Are we a hundred percent sure it isn't a watermark that is by design?
A quick test anyone can run and say, yup, that is a model XYZ derivative running under the hood.
Because, as you quite rightly point out, it is trivial to train the model not to have this behaviour. For me, that is when Occam kicks in.
I remember initially believing the explanation for the Strawberry problem, but one day I sat down and thought about it, and realized it made absolutely zero sense.
The explanation that Karpathy was popularizing was that it has to do with tokenization.
However, models are not conscious of tokens, and they certainly don't have any ability to count them without tool help.
Additionally, if it were a tokenization issue, we would expect to spot the issue everywhere.
So yeah, I'm thinking it's a model tag or insignia of some kind, similar to the fun logos you find when examining many silicon integrated circuits under a microscope.
That is just a made up story that gets passed around with nobody ever stopping to obtain formal verification. The image of the whole AI industry is mostly an illusion designed for tight narrative control.
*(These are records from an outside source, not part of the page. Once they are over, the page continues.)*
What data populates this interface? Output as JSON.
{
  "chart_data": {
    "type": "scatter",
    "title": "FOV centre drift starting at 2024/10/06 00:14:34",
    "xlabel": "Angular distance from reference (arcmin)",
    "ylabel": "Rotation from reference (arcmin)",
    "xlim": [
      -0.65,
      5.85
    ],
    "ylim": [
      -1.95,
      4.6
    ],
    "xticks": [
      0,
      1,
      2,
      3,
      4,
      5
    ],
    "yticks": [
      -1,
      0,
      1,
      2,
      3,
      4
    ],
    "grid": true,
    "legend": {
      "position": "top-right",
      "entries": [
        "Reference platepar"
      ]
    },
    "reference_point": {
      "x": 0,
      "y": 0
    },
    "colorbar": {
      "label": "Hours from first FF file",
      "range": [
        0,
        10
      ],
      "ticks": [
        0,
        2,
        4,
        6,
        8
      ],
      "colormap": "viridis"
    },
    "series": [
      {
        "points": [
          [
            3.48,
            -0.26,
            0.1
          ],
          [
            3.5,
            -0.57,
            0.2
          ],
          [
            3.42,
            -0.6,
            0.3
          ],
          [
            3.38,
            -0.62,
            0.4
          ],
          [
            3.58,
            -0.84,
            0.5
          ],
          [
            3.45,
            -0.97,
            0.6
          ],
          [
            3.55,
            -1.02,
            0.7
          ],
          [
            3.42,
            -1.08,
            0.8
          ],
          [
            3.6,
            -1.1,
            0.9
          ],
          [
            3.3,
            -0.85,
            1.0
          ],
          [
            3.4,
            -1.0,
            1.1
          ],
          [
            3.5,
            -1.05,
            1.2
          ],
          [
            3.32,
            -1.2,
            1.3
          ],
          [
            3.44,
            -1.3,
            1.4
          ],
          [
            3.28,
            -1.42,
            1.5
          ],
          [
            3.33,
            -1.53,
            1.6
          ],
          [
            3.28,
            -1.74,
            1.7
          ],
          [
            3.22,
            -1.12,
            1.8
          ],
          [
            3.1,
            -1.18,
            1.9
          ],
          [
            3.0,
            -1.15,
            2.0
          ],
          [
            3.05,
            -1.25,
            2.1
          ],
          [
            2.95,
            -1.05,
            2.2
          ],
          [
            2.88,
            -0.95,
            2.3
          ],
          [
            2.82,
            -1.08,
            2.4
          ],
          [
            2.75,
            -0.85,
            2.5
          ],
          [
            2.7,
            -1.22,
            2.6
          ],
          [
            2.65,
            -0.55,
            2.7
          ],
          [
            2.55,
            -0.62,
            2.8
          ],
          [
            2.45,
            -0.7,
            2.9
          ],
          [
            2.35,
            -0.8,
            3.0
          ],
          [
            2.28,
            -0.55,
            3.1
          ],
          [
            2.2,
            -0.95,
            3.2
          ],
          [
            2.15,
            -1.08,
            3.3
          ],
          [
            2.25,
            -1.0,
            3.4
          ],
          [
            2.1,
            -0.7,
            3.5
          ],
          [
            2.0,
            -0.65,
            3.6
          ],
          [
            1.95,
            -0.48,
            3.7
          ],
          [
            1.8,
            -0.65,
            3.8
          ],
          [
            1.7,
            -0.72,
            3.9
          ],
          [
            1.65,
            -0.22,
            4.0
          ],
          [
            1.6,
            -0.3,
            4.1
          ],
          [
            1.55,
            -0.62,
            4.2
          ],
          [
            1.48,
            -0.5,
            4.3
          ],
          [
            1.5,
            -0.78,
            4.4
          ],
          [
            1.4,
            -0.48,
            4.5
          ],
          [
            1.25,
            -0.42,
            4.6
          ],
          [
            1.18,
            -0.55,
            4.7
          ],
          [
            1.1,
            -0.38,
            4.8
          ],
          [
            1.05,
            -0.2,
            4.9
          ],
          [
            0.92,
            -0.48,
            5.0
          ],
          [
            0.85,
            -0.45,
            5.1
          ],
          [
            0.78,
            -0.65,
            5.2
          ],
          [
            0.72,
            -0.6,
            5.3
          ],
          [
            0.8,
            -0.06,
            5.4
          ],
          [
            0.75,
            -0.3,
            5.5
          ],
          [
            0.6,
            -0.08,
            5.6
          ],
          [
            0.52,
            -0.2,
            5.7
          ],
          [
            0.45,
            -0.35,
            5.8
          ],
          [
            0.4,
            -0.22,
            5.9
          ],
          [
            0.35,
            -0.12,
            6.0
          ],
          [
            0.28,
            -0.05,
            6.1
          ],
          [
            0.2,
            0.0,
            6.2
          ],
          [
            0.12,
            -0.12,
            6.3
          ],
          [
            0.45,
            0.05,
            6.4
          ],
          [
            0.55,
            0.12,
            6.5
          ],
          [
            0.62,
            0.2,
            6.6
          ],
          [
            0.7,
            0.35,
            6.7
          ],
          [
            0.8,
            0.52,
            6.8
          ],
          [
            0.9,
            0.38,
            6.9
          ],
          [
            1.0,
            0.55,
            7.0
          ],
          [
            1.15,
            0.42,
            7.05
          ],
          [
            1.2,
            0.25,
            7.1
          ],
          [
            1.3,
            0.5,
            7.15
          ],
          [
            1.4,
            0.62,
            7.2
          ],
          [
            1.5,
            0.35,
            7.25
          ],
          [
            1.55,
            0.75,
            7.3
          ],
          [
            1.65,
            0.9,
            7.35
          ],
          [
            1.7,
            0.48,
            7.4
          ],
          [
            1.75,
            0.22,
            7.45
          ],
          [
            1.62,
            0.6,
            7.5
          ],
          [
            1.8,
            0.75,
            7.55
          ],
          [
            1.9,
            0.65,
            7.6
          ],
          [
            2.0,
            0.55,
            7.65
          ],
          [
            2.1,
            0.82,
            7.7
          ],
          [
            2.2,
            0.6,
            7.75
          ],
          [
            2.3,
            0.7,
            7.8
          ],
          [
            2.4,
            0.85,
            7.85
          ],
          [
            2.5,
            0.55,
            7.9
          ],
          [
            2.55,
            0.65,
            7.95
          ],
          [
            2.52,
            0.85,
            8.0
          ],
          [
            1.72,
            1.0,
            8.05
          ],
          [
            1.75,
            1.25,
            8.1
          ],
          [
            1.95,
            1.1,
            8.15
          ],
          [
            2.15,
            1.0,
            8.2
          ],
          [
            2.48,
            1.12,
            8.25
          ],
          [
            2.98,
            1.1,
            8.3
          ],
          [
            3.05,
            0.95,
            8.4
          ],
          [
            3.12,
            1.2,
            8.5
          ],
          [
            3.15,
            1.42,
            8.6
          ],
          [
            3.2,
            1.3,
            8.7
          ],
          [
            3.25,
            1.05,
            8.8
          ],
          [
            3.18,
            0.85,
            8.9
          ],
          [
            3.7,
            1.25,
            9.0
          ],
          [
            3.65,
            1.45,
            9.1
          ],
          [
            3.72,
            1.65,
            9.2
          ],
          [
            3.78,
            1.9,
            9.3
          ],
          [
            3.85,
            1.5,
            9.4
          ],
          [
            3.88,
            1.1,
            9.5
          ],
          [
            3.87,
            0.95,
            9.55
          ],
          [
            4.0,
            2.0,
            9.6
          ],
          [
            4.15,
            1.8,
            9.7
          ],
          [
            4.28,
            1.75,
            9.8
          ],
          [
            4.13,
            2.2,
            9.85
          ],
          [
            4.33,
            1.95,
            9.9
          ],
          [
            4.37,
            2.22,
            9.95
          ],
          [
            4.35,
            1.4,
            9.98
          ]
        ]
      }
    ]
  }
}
Notice how despite all the bickering and tittle tattle in the news, nothing ever happens.
When you frame it this way, things make a lot more sense.
I know right, if I didn't know any better one might think they are all customized versions of the same base model.
To be honest that is what you would want if you were digitally transforming the planet with AI.
You would want to start with a core so that all models share similar values in order they don't bicker etc, for negotiations, trade deals, logistics.
Would also save a lot of power so you don't have to train the models again and again, which would be quite laborious and expensive.
Rather each lab would take the current best and perform some tweak or add some magic sauce then feed it back into the master batch assuming it passed muster.
Share the work, globally for a shared global future.